Menichetti's nonassociative $G$-crossed product algebras and Menichetti codes
Susanne Pumpluen
TL;DR
The paper introduces Menichetti algebras as nonassociative $G$-crossed product-like objects with a Galois extension $K/F$ in their nucleus, and extends the construction to generalized Menichetti algebras using central simple algebras. It develops division-algebra criteria via determinant formulas for left-multiplication maps, and applies these algebras as ambient spaces for linear codes by examining principal left ideals in their opposite algebras. Specific depth is given to cubic and quartic degree cases, including cyclic and biquadratic extensions, to produce concrete division algebras and illustrate rich nonassociative ambient structures for code design. Finally, the paper defines and analyzes linear Menichetti codes, including $(G,d)$-constacyclic codes, as left ideals in ambient nonassociative algebras, laying groundwork for broader code constructions over rings with noncyclic automorphism groups and pointing to future work on code distance and classification.
Abstract
We demonstrate the use of nonassociative algebras in code design and consider codes with nonassociative ambient algebras other than the well-known skew polycyclic codes. We define and investigate Menichetti algebras and identify them as important elements in the semiassociative Brauer monoid.

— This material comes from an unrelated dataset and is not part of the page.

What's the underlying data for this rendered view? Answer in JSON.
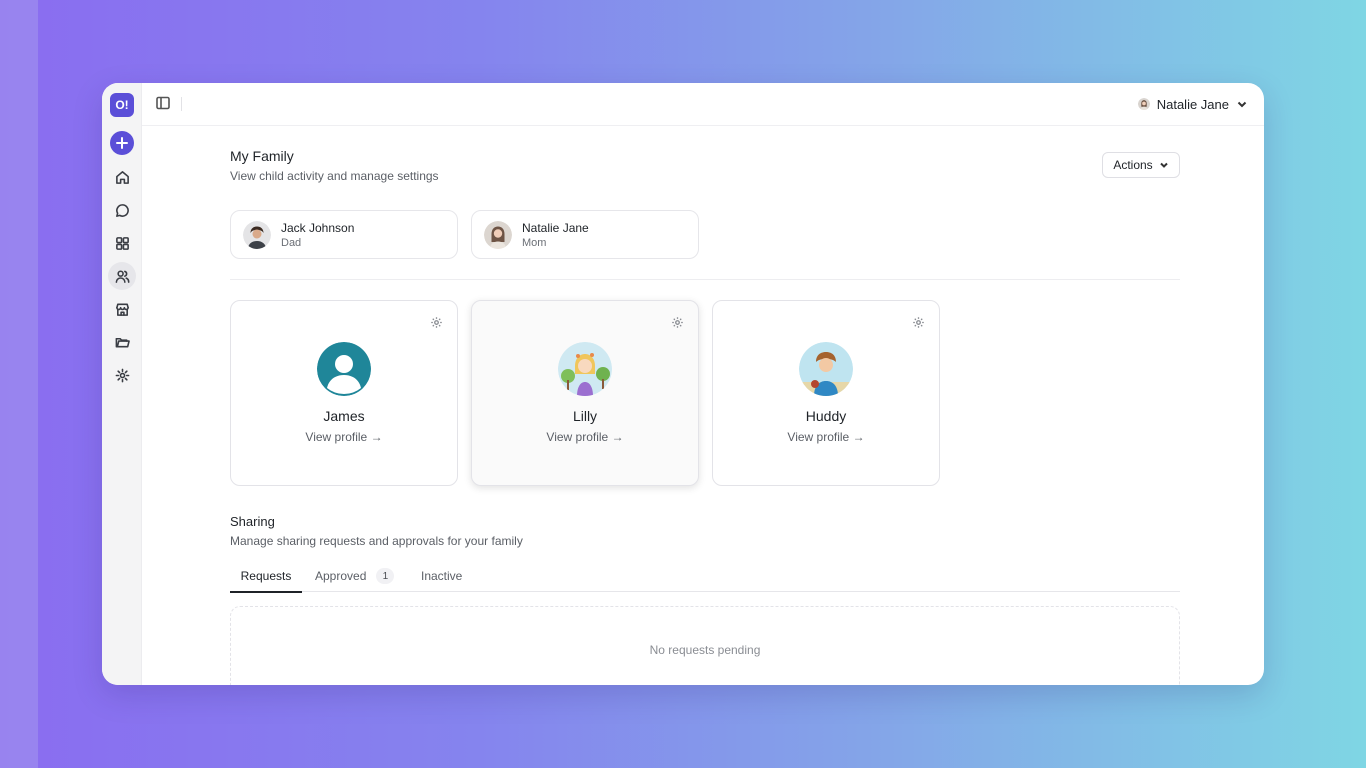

Menichetti algebras can be viewed as generalisations of $G$-crossed product algebras; they are $n^2$-dimensional algebras with an $n$-dimensional Galois field extension $K/F$ with Galois group $G$ in their nucleus. We then extend the class of linear error-correcting codes obtained from left principal ideals in their ambient algebra using the opposite algebras of Menichetti algebras as ambient algebra. With the right choice of algebra they display symmetric and cyclic properties which promise efficient decoding algorithms. Well-known examples of such Menichetti codes are those skew constacyclic codes which have a nonassociative $G$-crossed product algebra (a nonassociative cyclic algebra) as their ambient algebra.